ABSTRACT

Sentiment analysis determines the polarity of text, whether it belongs to a positive or negative polarity. One motivation for sentiment analysis research is the need for users and e-commerce companies to know the public opinion from blogs, online forums, reviews about certain products, services, topics, and so forth. Polar words like good, bad, excellent, boring, and so forth are key indicators for recognizing the overall polarity of the document as positive or negative orientation. Phrases can convey sentiment information more efficiently than individual words.
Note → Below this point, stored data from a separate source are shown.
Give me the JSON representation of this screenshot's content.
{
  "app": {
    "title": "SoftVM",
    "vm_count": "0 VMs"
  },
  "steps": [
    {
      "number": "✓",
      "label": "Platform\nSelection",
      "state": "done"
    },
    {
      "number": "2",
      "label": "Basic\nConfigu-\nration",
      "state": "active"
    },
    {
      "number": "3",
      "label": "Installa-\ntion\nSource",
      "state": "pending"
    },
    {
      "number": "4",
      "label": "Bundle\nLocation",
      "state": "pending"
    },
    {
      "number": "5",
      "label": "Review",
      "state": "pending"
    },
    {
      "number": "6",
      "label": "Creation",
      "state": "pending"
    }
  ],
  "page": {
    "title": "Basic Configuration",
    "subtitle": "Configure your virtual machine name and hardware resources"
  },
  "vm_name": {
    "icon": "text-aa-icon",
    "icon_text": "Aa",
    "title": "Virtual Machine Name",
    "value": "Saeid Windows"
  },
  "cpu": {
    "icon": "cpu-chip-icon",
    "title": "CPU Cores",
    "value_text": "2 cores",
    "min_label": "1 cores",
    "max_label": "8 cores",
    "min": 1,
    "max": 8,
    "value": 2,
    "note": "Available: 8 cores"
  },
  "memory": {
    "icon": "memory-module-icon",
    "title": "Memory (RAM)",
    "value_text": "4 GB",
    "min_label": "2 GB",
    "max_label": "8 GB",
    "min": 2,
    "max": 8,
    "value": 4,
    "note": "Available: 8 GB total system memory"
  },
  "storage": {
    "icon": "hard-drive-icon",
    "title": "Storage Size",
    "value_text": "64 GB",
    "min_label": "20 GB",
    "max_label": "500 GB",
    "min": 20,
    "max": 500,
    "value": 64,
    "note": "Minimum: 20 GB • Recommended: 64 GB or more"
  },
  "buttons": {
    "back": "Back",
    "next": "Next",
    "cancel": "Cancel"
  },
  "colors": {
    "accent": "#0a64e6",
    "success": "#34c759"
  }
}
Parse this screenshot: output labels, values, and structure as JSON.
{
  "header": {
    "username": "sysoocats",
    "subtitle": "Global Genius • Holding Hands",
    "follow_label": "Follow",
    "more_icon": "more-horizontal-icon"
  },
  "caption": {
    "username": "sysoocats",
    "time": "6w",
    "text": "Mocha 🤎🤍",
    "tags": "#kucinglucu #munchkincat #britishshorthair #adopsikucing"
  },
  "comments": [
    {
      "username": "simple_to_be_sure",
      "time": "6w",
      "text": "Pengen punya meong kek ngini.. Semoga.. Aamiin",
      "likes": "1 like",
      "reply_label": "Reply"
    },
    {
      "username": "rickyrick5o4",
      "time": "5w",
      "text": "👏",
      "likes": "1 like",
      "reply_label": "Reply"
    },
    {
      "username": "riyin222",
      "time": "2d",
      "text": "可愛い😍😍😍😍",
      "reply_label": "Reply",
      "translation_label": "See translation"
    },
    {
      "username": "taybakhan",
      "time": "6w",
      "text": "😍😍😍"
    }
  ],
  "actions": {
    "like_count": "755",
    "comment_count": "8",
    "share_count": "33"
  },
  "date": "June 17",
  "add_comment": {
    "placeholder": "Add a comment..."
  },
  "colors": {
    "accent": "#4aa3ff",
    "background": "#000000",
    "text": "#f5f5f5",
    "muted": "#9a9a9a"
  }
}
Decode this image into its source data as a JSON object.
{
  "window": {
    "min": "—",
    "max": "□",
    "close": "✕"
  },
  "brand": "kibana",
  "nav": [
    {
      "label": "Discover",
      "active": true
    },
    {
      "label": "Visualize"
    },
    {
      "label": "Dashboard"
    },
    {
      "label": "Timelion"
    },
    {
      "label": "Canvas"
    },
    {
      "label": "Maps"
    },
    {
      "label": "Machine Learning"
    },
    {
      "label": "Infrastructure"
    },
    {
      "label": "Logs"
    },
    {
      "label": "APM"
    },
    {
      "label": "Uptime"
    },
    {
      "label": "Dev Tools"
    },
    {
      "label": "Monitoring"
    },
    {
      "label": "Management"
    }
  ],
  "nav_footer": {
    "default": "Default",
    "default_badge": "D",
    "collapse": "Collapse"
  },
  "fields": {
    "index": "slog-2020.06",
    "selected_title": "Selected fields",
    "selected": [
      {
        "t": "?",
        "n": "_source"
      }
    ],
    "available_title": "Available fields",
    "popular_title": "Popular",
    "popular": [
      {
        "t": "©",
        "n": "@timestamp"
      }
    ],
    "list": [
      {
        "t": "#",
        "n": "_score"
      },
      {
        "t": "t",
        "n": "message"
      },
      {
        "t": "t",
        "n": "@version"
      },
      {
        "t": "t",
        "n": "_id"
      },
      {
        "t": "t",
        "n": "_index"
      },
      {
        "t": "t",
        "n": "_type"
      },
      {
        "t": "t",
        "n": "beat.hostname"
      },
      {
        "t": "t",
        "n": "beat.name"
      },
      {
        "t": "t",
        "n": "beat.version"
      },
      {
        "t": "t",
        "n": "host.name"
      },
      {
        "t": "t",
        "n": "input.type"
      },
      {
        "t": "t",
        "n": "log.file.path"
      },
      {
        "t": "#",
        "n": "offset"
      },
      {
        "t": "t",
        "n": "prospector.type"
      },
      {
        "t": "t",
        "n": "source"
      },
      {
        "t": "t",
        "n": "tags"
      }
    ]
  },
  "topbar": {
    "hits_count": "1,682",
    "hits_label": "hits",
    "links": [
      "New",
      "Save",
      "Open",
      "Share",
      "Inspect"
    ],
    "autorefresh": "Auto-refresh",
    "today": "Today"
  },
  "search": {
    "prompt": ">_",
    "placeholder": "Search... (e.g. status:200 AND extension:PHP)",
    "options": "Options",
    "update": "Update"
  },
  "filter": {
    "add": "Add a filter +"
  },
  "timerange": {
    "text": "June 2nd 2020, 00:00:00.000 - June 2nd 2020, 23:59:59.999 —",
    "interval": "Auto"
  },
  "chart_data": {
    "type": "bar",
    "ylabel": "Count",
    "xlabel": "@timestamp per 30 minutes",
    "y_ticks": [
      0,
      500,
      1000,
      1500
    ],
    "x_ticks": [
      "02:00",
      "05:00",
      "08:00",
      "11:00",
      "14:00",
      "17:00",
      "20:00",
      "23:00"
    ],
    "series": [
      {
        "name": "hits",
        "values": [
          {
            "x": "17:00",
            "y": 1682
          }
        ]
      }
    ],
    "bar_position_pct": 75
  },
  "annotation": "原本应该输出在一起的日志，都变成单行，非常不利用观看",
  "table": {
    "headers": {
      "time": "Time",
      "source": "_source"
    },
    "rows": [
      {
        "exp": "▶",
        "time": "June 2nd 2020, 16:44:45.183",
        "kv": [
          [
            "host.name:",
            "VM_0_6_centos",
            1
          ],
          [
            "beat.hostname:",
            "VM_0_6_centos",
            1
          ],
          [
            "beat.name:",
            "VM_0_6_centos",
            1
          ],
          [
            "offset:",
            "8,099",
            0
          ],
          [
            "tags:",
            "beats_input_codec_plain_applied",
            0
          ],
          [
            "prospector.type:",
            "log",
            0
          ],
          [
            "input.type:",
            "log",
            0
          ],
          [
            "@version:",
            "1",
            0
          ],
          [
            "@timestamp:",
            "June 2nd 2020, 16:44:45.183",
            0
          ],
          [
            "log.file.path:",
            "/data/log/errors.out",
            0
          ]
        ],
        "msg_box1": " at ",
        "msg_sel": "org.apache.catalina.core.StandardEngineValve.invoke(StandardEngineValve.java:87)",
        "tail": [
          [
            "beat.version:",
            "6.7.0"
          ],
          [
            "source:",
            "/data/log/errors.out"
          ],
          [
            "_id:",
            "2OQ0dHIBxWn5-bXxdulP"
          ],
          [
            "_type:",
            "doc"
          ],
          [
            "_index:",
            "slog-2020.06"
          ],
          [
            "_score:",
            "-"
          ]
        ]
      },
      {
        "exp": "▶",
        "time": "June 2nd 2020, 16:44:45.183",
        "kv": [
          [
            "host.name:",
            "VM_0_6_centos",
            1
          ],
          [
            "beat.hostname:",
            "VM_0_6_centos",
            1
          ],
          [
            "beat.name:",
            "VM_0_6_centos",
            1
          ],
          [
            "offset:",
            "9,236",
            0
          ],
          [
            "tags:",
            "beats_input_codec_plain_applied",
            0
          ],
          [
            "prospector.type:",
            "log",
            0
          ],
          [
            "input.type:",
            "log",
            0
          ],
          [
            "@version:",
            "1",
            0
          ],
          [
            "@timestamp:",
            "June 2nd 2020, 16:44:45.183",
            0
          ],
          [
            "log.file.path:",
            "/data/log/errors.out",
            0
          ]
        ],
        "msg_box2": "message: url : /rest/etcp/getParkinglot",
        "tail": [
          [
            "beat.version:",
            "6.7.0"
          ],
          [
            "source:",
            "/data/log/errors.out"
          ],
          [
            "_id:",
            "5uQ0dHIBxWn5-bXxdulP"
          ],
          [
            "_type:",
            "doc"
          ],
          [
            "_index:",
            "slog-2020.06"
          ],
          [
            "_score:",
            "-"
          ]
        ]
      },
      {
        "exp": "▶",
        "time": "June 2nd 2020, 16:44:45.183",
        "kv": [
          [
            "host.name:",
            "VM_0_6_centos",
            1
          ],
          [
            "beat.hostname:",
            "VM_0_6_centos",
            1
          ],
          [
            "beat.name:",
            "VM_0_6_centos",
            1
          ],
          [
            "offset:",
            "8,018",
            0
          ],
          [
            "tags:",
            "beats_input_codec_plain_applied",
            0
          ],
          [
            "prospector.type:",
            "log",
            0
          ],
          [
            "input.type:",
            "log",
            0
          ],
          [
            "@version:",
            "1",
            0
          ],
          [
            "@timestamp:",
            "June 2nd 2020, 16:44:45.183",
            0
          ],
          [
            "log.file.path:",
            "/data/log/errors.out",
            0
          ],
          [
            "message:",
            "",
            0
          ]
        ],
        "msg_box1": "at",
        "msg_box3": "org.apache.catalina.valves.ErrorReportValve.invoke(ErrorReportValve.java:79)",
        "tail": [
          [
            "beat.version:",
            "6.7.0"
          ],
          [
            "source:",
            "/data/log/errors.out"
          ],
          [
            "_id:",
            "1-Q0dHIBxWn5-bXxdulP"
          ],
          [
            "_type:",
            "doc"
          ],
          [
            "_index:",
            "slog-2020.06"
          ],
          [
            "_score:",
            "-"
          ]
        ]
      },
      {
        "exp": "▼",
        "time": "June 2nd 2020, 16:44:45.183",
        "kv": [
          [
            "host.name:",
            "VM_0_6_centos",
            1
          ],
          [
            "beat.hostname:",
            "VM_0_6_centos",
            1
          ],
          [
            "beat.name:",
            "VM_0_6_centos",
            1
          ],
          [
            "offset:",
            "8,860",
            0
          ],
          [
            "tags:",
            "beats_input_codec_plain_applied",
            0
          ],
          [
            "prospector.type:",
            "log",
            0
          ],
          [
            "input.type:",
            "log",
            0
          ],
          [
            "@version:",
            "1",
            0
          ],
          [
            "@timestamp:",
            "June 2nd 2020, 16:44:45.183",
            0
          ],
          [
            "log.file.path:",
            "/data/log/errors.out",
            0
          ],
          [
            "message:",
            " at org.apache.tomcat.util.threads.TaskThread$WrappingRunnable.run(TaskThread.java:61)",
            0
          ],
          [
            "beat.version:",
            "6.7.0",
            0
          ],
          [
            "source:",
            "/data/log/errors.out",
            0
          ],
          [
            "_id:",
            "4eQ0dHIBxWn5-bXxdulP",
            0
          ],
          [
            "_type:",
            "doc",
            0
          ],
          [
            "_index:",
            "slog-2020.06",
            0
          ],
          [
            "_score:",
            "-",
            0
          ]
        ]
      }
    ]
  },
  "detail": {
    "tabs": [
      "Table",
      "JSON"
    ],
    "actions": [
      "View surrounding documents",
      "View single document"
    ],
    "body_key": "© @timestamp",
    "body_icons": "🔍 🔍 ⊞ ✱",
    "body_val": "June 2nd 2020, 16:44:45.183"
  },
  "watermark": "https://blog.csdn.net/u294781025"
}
For example, the word unpredictable may have a negative polarity in an automobile review, with the phrase “unpredictable steering,” but it could have positive polarity for a movie review with the phrase “unpredictable story.” Phrases are very important for sentiment analysis as individual words are incapable of incorporating contextual and syntactic information, which is very important for sentiment analysis. In this chapter, various semantic orientation–based approaches are discussed for sentiment analysis, which is previously reported in the literature. Next, challenges in the sentiment analysis problem are discussed. Further, a new efficient semantic orientation–based approach is proposed for sentiment analysis. The proposed approach works as follows. Initially, various features like unigrams, part-of-speech (POS) pattern–based features, dependency features, and modified dependency features are extracted. Next, supervised and semisupervised methods for the computation of semantic orientation of these features based on mutual information are investigated. Finally, the overall sentiment orientation of the document is determined by aggregating the polarity values of all the phrases in the document. Experimental results show the effectiveness of the proposed methods.